United States v. Warner Crider

CLAY, Circuit Judge,

dissenting.

Following remand in United States v. Crider, 144 Fed.Appx. 531 (6th Cir.2005) (“Crider I”), Defendant appeals his sentence of life imprisonment. The majority affirms, but in doing so, goes beyond the scope of our mandate in Crider I, and overlooks the district court’s failure to adequately resolve Defendant’s request for a sentencing variance. For these reasons, as fully explained below, I respectfully dissent.

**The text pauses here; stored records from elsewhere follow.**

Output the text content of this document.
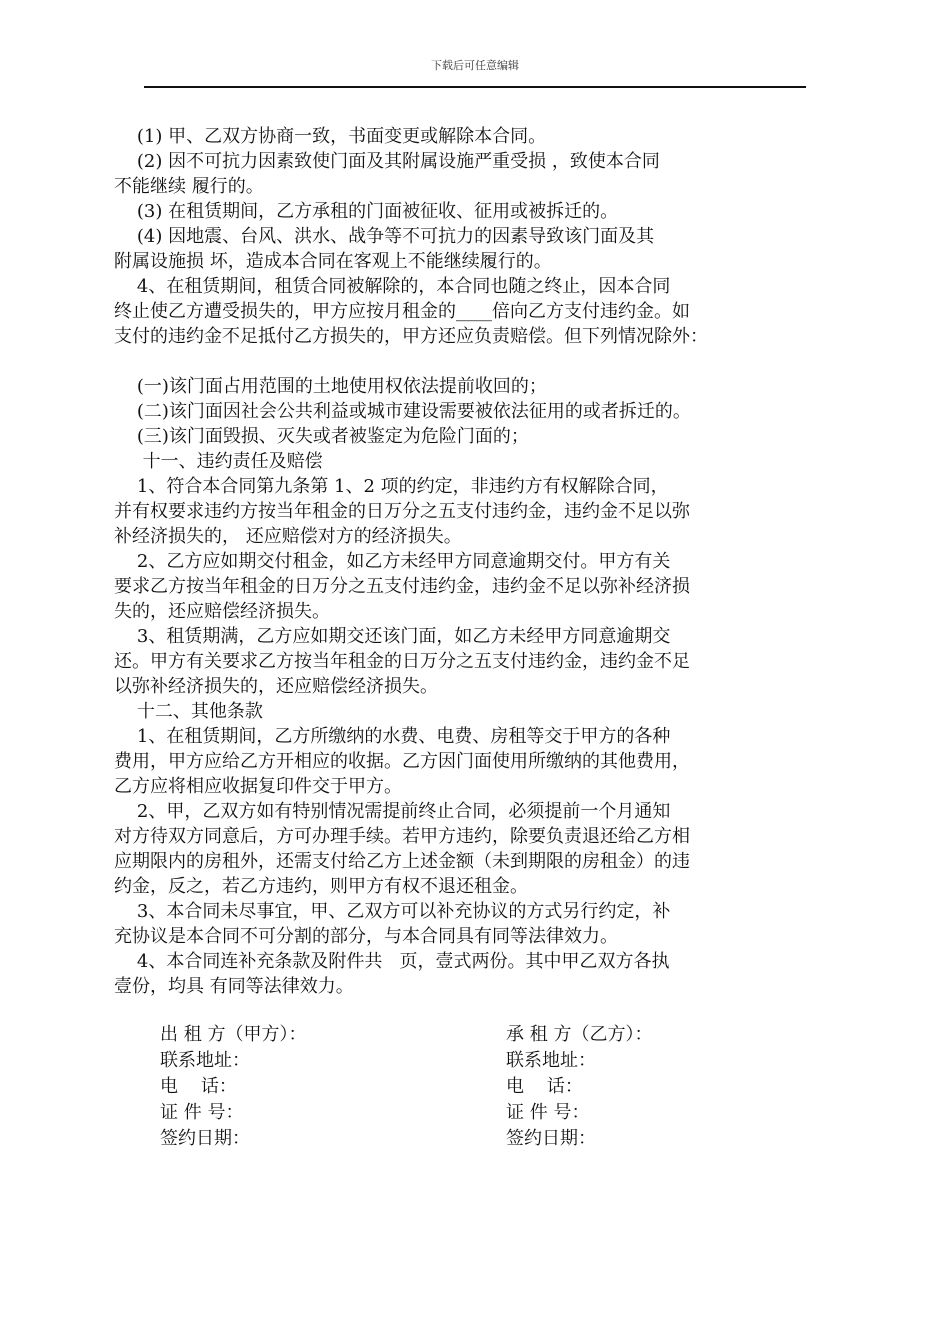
下载后可任意编辑
(1) 甲、乙双方协商一致，书面变更或解除本合同。
(2) 因不可抗力因素致使门面及其附属设施严重受损 ，致使本合同
不能继续 履行的。
(3) 在租赁期间，乙方承租的门面被征收、征用或被拆迁的。
(4) 因地震、台风、洪水、战争等不可抗力的因素导致该门面及其
附属设施损 坏，造成本合同在客观上不能继续履行的。
4、在租赁期间，租赁合同被解除的，本合同也随之终止，因本合同
终止使乙方遭受损失的，甲方应按月租金的____倍向乙方支付违约金。如
支付的违约金不足抵付乙方损失的，甲方还应负责赔偿。但下列情况除外：
(一)该门面占用范围的土地使用权依法提前收回的；
(二)该门面因社会公共利益或城市建设需要被依法征用的或者拆迁的。
(三)该门面毁损、灭失或者被鉴定为危险门面的；
十一、违约责任及赔偿
1、符合本合同第九条第 1、2 项的约定，非违约方有权解除合同，
并有权要求违约方按当年租金的日万分之五支付违约金，违约金不足以弥
补经济损失的， 还应赔偿对方的经济损失。
2、乙方应如期交付租金，如乙方未经甲方同意逾期交付。甲方有关
要求乙方按当年租金的日万分之五支付违约金，违约金不足以弥补经济损
失的，还应赔偿经济损失。
3、租赁期满，乙方应如期交还该门面，如乙方未经甲方同意逾期交
还。甲方有关要求乙方按当年租金的日万分之五支付违约金，违约金不足
以弥补经济损失的，还应赔偿经济损失。
十二、其他条款
1、在租赁期间，乙方所缴纳的水费、电费、房租等交于甲方的各种
费用，甲方应给乙方开相应的收据。乙方因门面使用所缴纳的其他费用，
乙方应将相应收据复印件交于甲方。
2、甲，乙双方如有特别情况需提前终止合同，必须提前一个月通知
对方待双方同意后，方可办理手续。若甲方违约，除要负责退还给乙方相
应期限内的房租外，还需支付给乙方上述金额（未到期限的房租金）的违
约金，反之，若乙方违约，则甲方有权不退还租金。
3、本合同未尽事宜，甲、乙双方可以补充协议的方式另行约定，补
充协议是本合同不可分割的部分，与本合同具有同等法律效力。
4、本合同连补充条款及附件共   页，壹式两份。其中甲乙双方各执
壹份，均具 有同等法律效力。
出 租 方（甲方）：	承 租 方（乙方）：
联系地址：	联系地址：
电    话：	电    话：
证 件 号：	证 件 号：
签约日期：	签约日期：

A. Scope of the Remand in Crider I

The threshold issue on appeal relates to the scope of our remand order in Crider I, which reads as follows in relevant part: “We find no error in the calculation of the offense level or criminal history, but the matter is remanded for reconsideration of the sentence pursuant to Booker.” Id. at 536. The scope of our mandate presents an issue of law that we review de novo, United States v. Hunter, 646 F.3d 372, 374 (6th Cir.2011), without deference to the district court’s interpretation. See United States v. Campbell, 168 F.3d 263, 265 (6th Cir.1999) (holding that a district court is “bound to the scope of the remand issued by the court of appeals”); United States v. Moore, 131 F.3d 595, 598 (6th Cir.1997).

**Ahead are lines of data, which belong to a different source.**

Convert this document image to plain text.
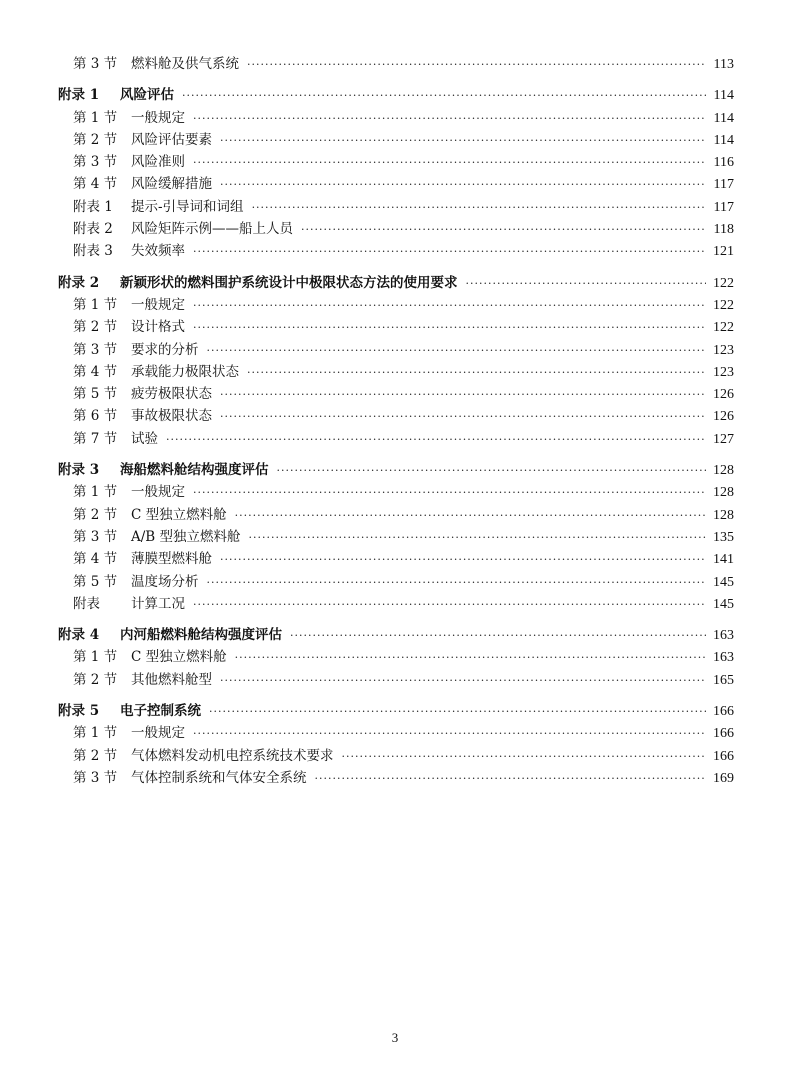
第 3 节 燃料舱及供气系统 ·····	113
附录 1 风险评估 ·····	114
第 1 节 一般规定 ·····	114
第 2 节 风险评估要素 ·····	114
第 3 节 风险准则 ·····	116
第 4 节 风险缓解措施 ·····	117
附表 1 提示-引导词和词组 ·····	117
附表 2 风险矩阵示例——船上人员 ·····	118
附表 3 失效频率 ·····	121
附录 2 新颖形状的燃料围护系统设计中极限状态方法的使用要求 ·····	122
第 1 节 一般规定 ·····	122
第 2 节 设计格式 ·····	122
第 3 节 要求的分析 ·····	123
第 4 节 承载能力极限状态 ·····	123
第 5 节 疲劳极限状态 ·····	126
第 6 节 事故极限状态 ·····	126
第 7 节 试验 ·····	127
附录 3 海船燃料舱结构强度评估 ·····	128
第 1 节 一般规定 ·····	128
第 2 节 C 型独立燃料舱 ·····	128
第 3 节 A/B 型独立燃料舱 ·····	135
第 4 节 薄膜型燃料舱 ·····	141
第 5 节 温度场分析 ·····	145
附表 计算工况 ·····	145
附录 4 内河船燃料舱结构强度评估 ·····	163
第 1 节 C 型独立燃料舱 ·····	163
第 2 节 其他燃料舱型 ·····	165
附录 5 电子控制系统 ·····	166
第 1 节 一般规定 ·····	166
第 2 节 气体燃料发动机电控系统技术要求 ·····	166
第 3 节 气体控制系统和气体安全系统 ·····	169
3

*465In this case, we should find that Crider I ordered a general remand with a specific limitation — that the district court need not, and could not, reconsider its prior Guidelines calculations. The Crider I court expressly stated that it found “no error in the calculation of the offense level or criminal history.” 144 Fed.Appx. at 536. This language clearly and unambiguously expresses an intent to divest the district court of jurisdiction to revisit issues related to “calculation of the offense level or criminal history.” Id.; see United States v. Parker, 341 Fed.Appx. 122, 124 (6th Cir.2009) (finding no error in district court’s failure to reexamine Guidelines calculations on Booker remand, where the prior appellate decision affirmed the district court’s Guidelines calculations and “[njothing in our remand order compelled that reexamination”); United States v. Bandy, 59 Fed.Appx. 611, 614 (6th Cir.2003) (construing remand order as a general remand with a specific limitation). The majority opinion should not have reached the merits of the district court’s drug quantity and criminal history computations; both of those computations were upheld in Crider I and were outside of the district court’s authority on remand.

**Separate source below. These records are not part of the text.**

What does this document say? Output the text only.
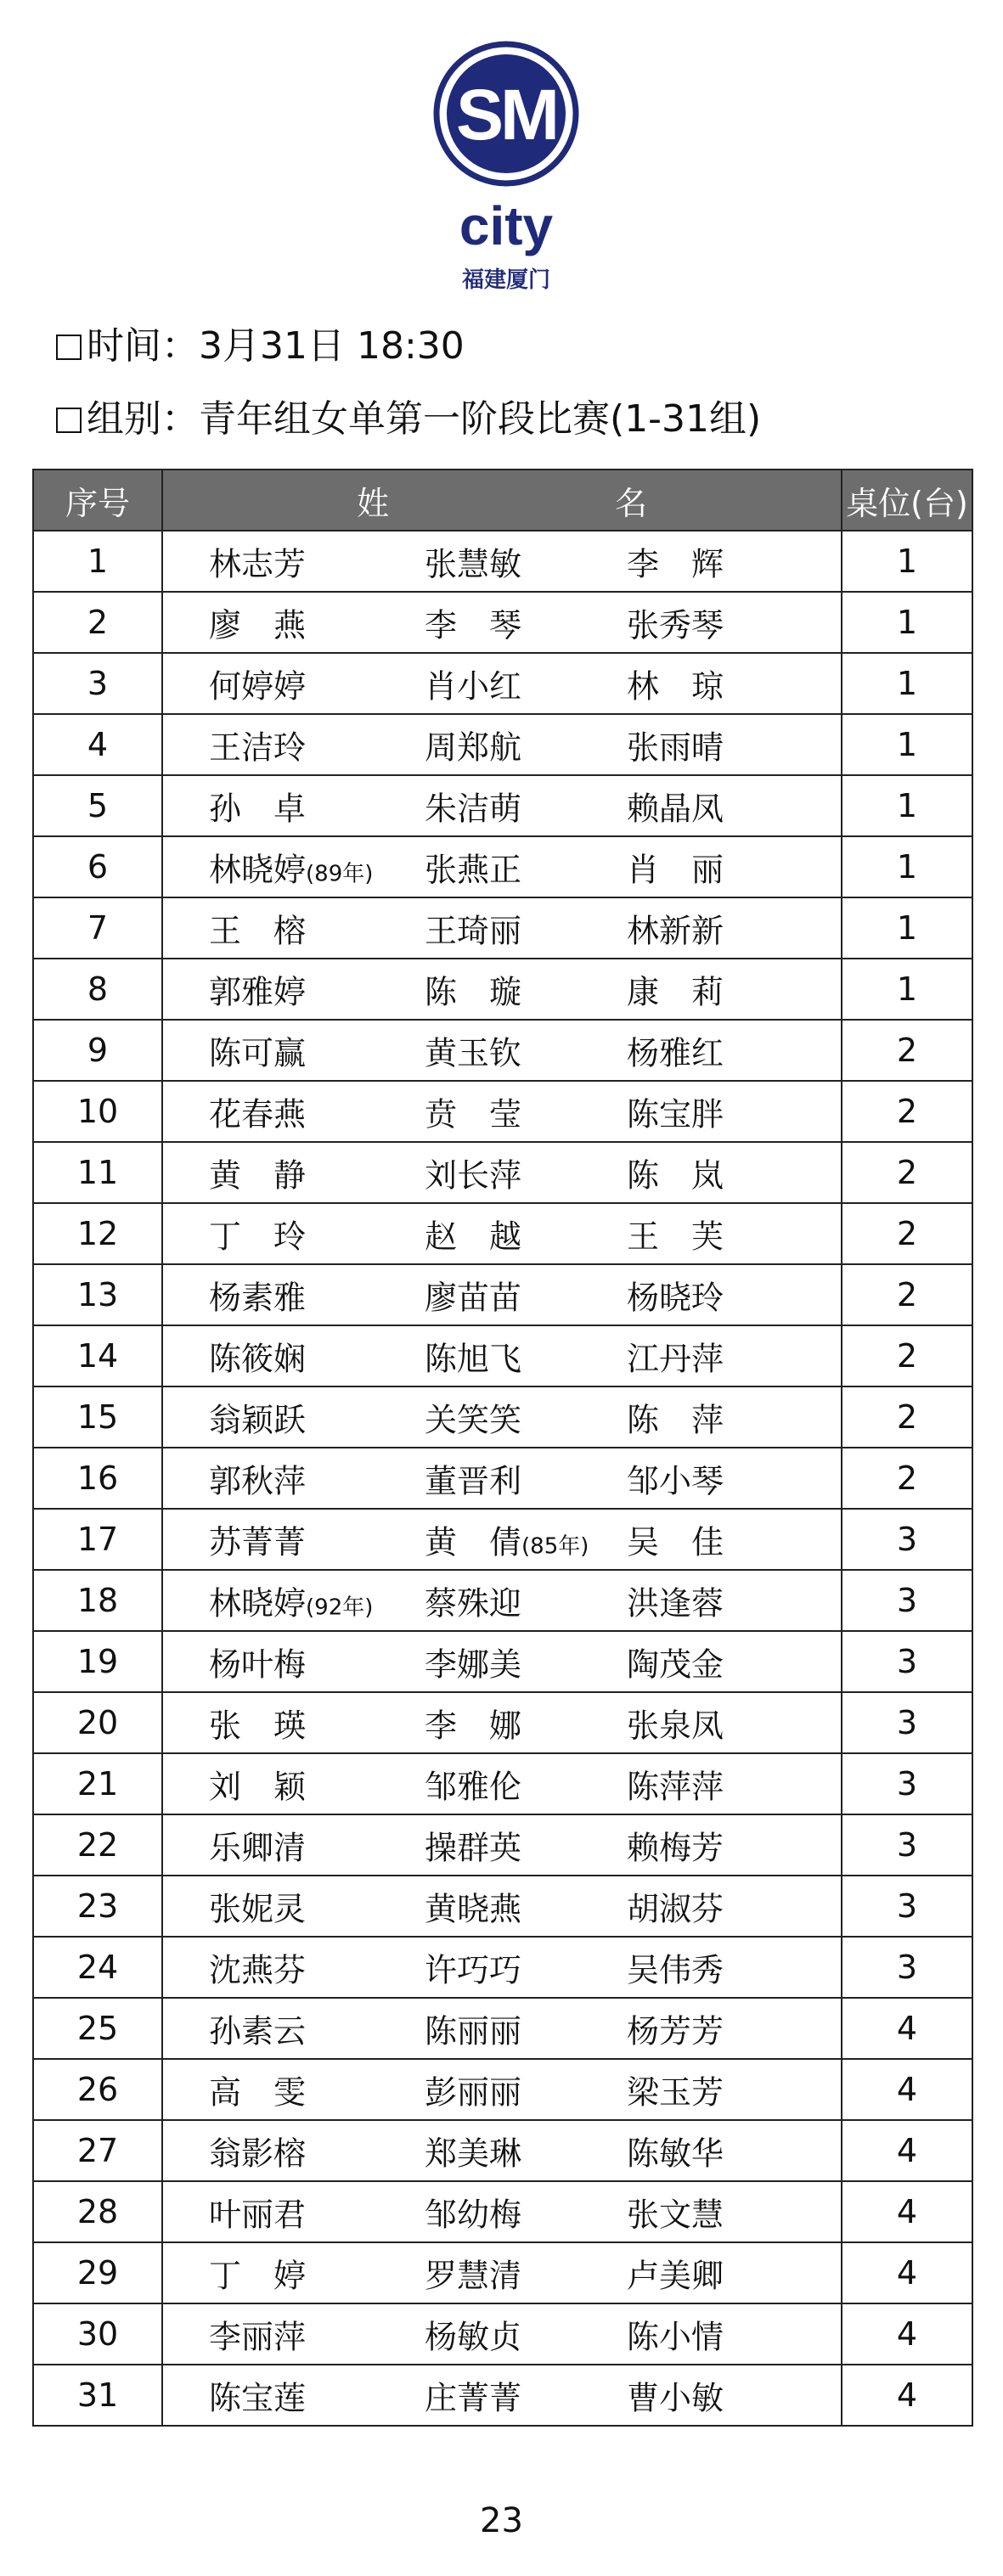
SM
city
福建厦门
时间：3月31日 18:30
组别：青年组女单第一阶段比赛(1-31组)
序号	姓　　　　　　　名	桌位(台)
1	林志芳 张慧敏 李　辉	1
2	廖　燕 李　琴 张秀琴	1
3	何婷婷 肖小红 林　琼	1
4	王洁玲 周郑航 张雨晴	1
5	孙　卓 朱洁萌 赖晶凤	1
6	林晓婷(89年) 张燕正 肖　丽	1
7	王　榕 王琦丽 林新新	1
8	郭雅婷 陈　璇 康　莉	1
9	陈可赢 黄玉钦 杨雅红	2
10	花春燕 贲　莹 陈宝胖	2
11	黄　静 刘长萍 陈　岚	2
12	丁　玲 赵　越 王　芙	2
13	杨素雅 廖苗苗 杨晓玲	2
14	陈筱娴 陈旭飞 江丹萍	2
15	翁颖跃 关笑笑 陈　萍	2
16	郭秋萍 董晋利 邹小琴	2
17	苏菁菁 黄　倩(85年) 吴　佳	3
18	林晓婷(92年) 蔡殊迎 洪逢蓉	3
19	杨叶梅 李娜美 陶茂金	3
20	张　瑛 李　娜 张泉凤	3
21	刘　颖 邹雅伦 陈萍萍	3
22	乐卿清 操群英 赖梅芳	3
23	张妮灵 黄晓燕 胡淑芬	3
24	沈燕芬 许巧巧 吴伟秀	3
25	孙素云 陈丽丽 杨芳芳	4
26	高　雯 彭丽丽 梁玉芳	4
27	翁影榕 郑美琳 陈敏华	4
28	叶丽君 邹幼梅 张文慧	4
29	丁　婷 罗慧清 卢美卿	4
30	李丽萍 杨敏贞 陈小情	4
31	陈宝莲 庄菁菁 曹小敏	4
23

B. Procedural Reasonableness

Where, as here, the district court fails to ask the Bostic question, we review the procedural reasonableness of a sentence for an abuse of discretion. See, e.g., United States v. Chiolo, 643 F.3d 177, 180 n. 1 (6th Cir.2011). A sentence is procedurally unreasonable if the sentencing court “fail[s] to calculate (or improperly calculat[es]) the Guidelines range, treat[s] the Guidelines as mandatory, fail[s] to consider the [18 U.S.C.]§ 3553(a) factors, select[s] a sentence based on clearly erroneous facts, or fail[s] to adequately explain the chosen sentence—including an explanation for any deviation from the Guidelines range.” Gall v. United States, 552 U.S. 38, 51, 128 S.Ct. 586, 169 L.Ed.2d 445 (2007); see also United States v. Bacon, 617 F.3d 452, 457 (6th Cir.2010) (“[A] sentence may be deemed procedurally unreasonable if the court fails to explain why it rejected a nonfrivolous request for a different sentence.”).

On appeal, Defendant challenges the district court’s failure to adequately resolve his request that the court reject or vary from the crack cocaine Guideline in favor of the more favorable power cocaine Guideline based on intervening decisions of the Supreme Court. See Spears v. United States, 555 U.S. 261, 265-66, 129 S.Ct. 840, 172 L.Ed.2d 596 (2009) (per curiam) (holding that “district courts are entitled to reject and vary categorically from the crack-cocaine Guidelines based on a policy disagreement with those guidelines”); Kimbrough v. United States, 552 U.S. 85, 128 S.Ct. 558, 169 L.Ed.2d 481 (2007). In response to Defendant’s request, the district court recognized its authority to reject the crack cocaine Guideline, but simply stated that it believed that the crack cocaine and power cocaine Guidelines were bad policy.2

The district court, however, failed to make an express ruling on Defendant’s request, and to the extent a ruling may be implied from the context, the court failed to adequately explain any implied ruling. *466The district court at sentencing seemed to possibly agree with Defendant’s policy-based arguments as to the disparity, but the conversation soon turned to other topics, and the district court, for reasons unknown, failed to return to and rule upon Defendant’s original request. Based on the record, one might fairly speculate that the district court perhaps “misconstrued, ignored, or forgot” about the request altogether. United States v. Thomas, 498 F.3d 336, 341 (6th Cir.2007). Although the district court was “not required to vary or disagree with the crack cocaine guidelines,” United States v. Smith, 350 Fed.Appx. 54, 57 (6th Cir.2009), in the absence of any indication in the record that the district court gave meaningful consideration to Defendant’s request, or was even aware that the issue apparently remained unresolved, we should remand for resentencing. See Bacon, 617 F.3d at 457; United States v. Robertson, 309 Fed.Appx. 918, 925 (6th Cir.2009).

Accordingly, for the reasons discussed herein, I would remand for resentencing.

. Specifically, the district court stated: "I recognize the court has given me the authority in terms of powder and crack, and I generally agree that disparity is bad policy. There is no basis in reality of the difference between powder and crack. Powder is a longer high, as I understand it. The crack is a higher high, but for a shorter period, whatever. That’s for the chemists to work out. They are both bad drugs. There’s nothing good about powder and there's nothing good about crack.” (Sent’g Hr’g Tr. 48:10-18, Oct. 8, 2009.)